The People’s Association (PA) has removed the controversial Hari Raya standee at Tiong Bahru Orchid which used a wedding photograph of a Malay-Muslim couple without permission.
The photograph of the couple in traditional Malay wedding attire was used to create the standee, displayed on a platform next to a banner depicting Radin Mas MP Melvin Yong and his seasonal wishes.
When she was alerted by a couple of friends that her wedding photo was used for this, Ms Sarah Bagharib took to Instagram on Saturday (29 May) to note that neither her, her husband, or the photographer were approached for permission.
She wrote, “Using a wedding photo to depict Malays/Singaporean Muslims celebrating Hari Raya is inappropriate. Using my wedding photo without my consent is unwarranted. Using my wedding photo as a caricature of Malay people is unacceptable.”
She also told The Straits Times that she felt the whole thing was “rude”, regardless of whether it was done by a third-party vendor or the PA itself.
“In the larger scheme of things, what does this reflect? The PA is meant to be a statutory board that seeks to promote social cohesion and harmony in Singapore,” she said.
In its statement apologising for the incident, the PA said: “This should not have happened. Neither our vendor nor Radin Mas CO obtained any permission to do so. This is against the policies which have been put in place. We have since spoken to the vendor on the seriousness of this infringement, and will follow up with the appropriate steps.
“Nonetheless, the PA, including Radin Mas CO, takes responsibility for this error as we had oversight of the matter, and the decorations were allowed to be put up.”

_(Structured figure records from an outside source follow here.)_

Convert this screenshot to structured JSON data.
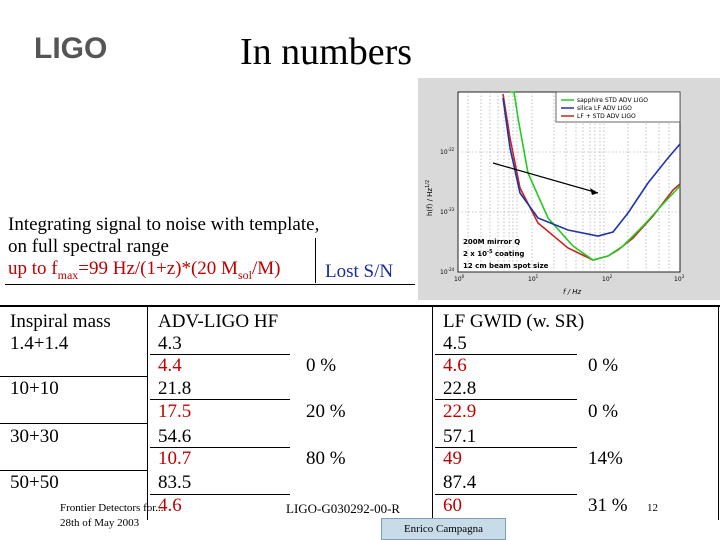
{
  "slide": {
    "logo_text": "LIGO",
    "title": "In numbers"
  },
  "integration": {
    "line1": "Integrating signal to noise with template,",
    "line2": "on full spectral range",
    "line3": "up to f",
    "line3_sub": "max",
    "line3_rest": "=99 Hz/(1+z)*(20 M",
    "line3_sub2": "sol",
    "line3_end": "/M)",
    "lost_label": "Lost S/N"
  },
  "table": {
    "headers": {
      "mass": "Inspiral mass",
      "adv": "ADV-LIGO  HF",
      "lf": "LF GWID (w. SR)"
    },
    "rows": [
      {
        "mass": "1.4+1.4",
        "adv": "4.3",
        "adv_red": "4.4",
        "adv_loss": "0 %",
        "lf": "4.5",
        "lf_red": "4.6",
        "lf_loss": "0 %"
      },
      {
        "mass": "10+10",
        "adv": "21.8",
        "adv_red": "17.5",
        "adv_loss": "20 %",
        "lf": "22.8",
        "lf_red": "22.9",
        "lf_loss": "0 %"
      },
      {
        "mass": "30+30",
        "adv": "54.6",
        "adv_red": "10.7",
        "adv_loss": "80 %",
        "lf": "57.1",
        "lf_red": "49",
        "lf_loss": "14%"
      },
      {
        "mass": "50+50",
        "adv": "83.5",
        "adv_red": "4.6",
        "adv_loss": "",
        "lf": "87.4",
        "lf_red": "60",
        "lf_loss": "31 %"
      }
    ]
  },
  "plot": {
    "legend": [
      {
        "label": "sapphire STD ADV LIGO",
        "color": "#22cc22"
      },
      {
        "label": "silica LF ADV LIGO",
        "color": "#2233aa"
      },
      {
        "label": "LF + STD ADV LIGO",
        "color": "#cc2222"
      }
    ],
    "ylabel": "h(f) / Hz",
    "ylabel_exp": "1/2",
    "xlabel": "f / Hz",
    "y_ticks": [
      {
        "base": "10",
        "exp": "-22"
      },
      {
        "base": "10",
        "exp": "-23"
      },
      {
        "base": "10",
        "exp": "-24"
      }
    ],
    "x_ticks": [
      {
        "base": "10",
        "exp": "0"
      },
      {
        "base": "10",
        "exp": "1"
      },
      {
        "base": "10",
        "exp": "2"
      },
      {
        "base": "10",
        "exp": "3"
      }
    ],
    "annotation": {
      "line1": "200M mirror Q",
      "line2_a": "2 x 10",
      "line2_exp": "-5",
      "line2_b": "coating",
      "line3": "12 cm beam spot size"
    }
  },
  "footer": {
    "left_line1": "Frontier Detectors for...",
    "left_line2": "28th of May 2003",
    "doc_id": "LIGO-G030292-00-R",
    "page": "12",
    "presenter": "Enrico Campagna"
  }
}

However, netizens on The Straits Times and Channel NewsAsia Facebook pages are not quite ready to forgive this error in judgement of the PA. Many were upset over the PA’s shifting blame to the vendor instead of taking on full accountability for its mistake.
Several people pointed out that while the vendor may have been the one to print the standee or suggest the idea, the PA is still the client that would have had to give its stamp of approval for anything to happen in the first place.
Netizens also called out the PA for its cultural insensitivity and ignorance at not knowing the difference between Malay-Muslim wedding attire and Hari Raya, as well as for the lack of research they put into this. One person described it as “tone deaf”.
A few people pointed out that the lack of diversity in the PA staff might have led to this, and suggested that the PA should start hiring people of different races so as to avoid such mistakes in the future.
One netizen pointed out how this incident highlights the “failure of our racial harmony program”, and slammed the PA for not understanding the festivities, culture and values of Malay-Muslim Singaporeans despite its over 50-year history.